Might be worth linking to the other thread which addresses related questions:
viewtopic.php?p=37133#p37133By coincidence,
here's a recent blog post describing the PPU and linking to an emulator: reading the source code of an emulator might help a bit.
Might be best to start by understanding - if not in fact building - a simpler system before moving up to something as complex as the NES' PPU. A monochrome bitmap is simpler than a monochrome system with character ROM, is simpler than a colour bitmap, is simpler than character-based colour attributes, is simpler than a tile-based system. Sprites are an extra complexity - Apple and Acorn managed without them, and supported impressive games.
Working backwards, you need to choose a video standard (because your monitor will only sync to some standard timings) and that tells you how many pixels per second need to be output during the active part of the scanline. The earliest systems didn't have frame buffers or line buffers: so they need to fetch video data from main memory (or shared memory) at the appropriate rate, and the video system has to have priority.
(In the other thread, there's some difficulty trying to get both the video and the CPU to have enough memory access without impeding one another - simpler is to give the video priority and stall the CPU. A tradeoff of performance for complexity.)
For a monochrome system, your video logic needs to fetch one bit per pixel. In fact, it will actually fetch in bytes, or perhaps in pairs of bytes.
For a colour system, you need to fetch some number of bits per pixel.
A monochrome system with a character ROM has an extra level of indirection: the foreground/background bits must be fetched from the ROM, with the ROM addresses coming from the main memory (or shared memory.)

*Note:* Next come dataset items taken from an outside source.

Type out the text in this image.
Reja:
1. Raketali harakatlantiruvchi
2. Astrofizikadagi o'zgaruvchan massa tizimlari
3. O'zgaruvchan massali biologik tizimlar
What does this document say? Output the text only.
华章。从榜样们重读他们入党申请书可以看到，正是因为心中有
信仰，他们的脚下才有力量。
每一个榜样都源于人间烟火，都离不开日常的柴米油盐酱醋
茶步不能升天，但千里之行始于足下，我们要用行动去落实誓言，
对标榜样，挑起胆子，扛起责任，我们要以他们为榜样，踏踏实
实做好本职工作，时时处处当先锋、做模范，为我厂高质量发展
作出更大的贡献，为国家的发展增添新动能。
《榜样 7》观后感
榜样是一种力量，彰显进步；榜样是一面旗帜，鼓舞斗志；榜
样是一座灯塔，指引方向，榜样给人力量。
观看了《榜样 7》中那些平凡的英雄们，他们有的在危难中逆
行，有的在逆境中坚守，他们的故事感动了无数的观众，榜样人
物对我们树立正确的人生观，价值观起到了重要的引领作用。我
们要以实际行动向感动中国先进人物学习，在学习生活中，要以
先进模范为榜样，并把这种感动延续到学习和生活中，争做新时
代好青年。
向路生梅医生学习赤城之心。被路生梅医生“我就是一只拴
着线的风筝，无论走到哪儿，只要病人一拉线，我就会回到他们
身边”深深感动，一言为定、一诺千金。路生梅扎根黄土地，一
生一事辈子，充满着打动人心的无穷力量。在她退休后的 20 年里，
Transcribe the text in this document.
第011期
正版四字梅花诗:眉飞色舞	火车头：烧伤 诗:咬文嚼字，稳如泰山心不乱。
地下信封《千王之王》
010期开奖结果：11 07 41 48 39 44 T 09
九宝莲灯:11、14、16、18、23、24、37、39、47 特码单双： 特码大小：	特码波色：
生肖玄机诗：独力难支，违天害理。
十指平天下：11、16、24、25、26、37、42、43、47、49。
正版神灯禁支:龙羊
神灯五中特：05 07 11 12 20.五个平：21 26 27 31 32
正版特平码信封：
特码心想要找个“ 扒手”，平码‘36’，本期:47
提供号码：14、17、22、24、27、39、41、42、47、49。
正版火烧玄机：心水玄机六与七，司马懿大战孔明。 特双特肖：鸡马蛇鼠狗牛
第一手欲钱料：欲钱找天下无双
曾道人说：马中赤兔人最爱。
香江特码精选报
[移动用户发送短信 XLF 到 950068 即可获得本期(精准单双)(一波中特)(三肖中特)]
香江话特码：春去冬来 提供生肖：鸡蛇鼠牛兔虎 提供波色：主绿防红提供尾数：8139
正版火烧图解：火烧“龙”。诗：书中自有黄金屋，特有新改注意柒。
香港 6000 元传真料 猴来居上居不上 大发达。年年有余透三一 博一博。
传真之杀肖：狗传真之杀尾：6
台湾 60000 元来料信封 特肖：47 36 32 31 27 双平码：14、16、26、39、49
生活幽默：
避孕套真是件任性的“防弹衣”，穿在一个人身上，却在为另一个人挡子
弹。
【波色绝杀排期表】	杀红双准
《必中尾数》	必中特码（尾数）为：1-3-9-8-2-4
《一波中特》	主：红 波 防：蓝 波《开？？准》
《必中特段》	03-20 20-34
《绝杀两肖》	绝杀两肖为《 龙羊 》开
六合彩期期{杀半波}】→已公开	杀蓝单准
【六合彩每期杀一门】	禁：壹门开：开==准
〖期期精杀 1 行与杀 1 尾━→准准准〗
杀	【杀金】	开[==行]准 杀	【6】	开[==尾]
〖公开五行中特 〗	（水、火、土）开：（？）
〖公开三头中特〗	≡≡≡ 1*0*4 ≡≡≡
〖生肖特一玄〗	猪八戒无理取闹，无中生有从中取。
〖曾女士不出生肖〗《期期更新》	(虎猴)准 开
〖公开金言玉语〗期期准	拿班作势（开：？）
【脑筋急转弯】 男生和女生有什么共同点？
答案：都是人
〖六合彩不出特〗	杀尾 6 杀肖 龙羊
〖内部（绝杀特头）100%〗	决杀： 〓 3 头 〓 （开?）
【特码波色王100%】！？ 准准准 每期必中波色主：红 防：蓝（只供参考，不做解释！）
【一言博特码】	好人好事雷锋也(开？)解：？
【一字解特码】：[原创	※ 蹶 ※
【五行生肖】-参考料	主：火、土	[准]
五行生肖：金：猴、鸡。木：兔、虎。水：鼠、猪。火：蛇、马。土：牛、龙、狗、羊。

A colour system with a character ROM has to fetch per-character colour attributes and use those with the foreground/background information to get the actual pixel values.
A system with tile graphics has to fetch a per-tile index and then fetch data from the tile definitions, and then perhaps fetch colour data from an attribute area.
Summary: sprites and tile graphics are convenient for a low-memory system, but not essential even for video game purposes.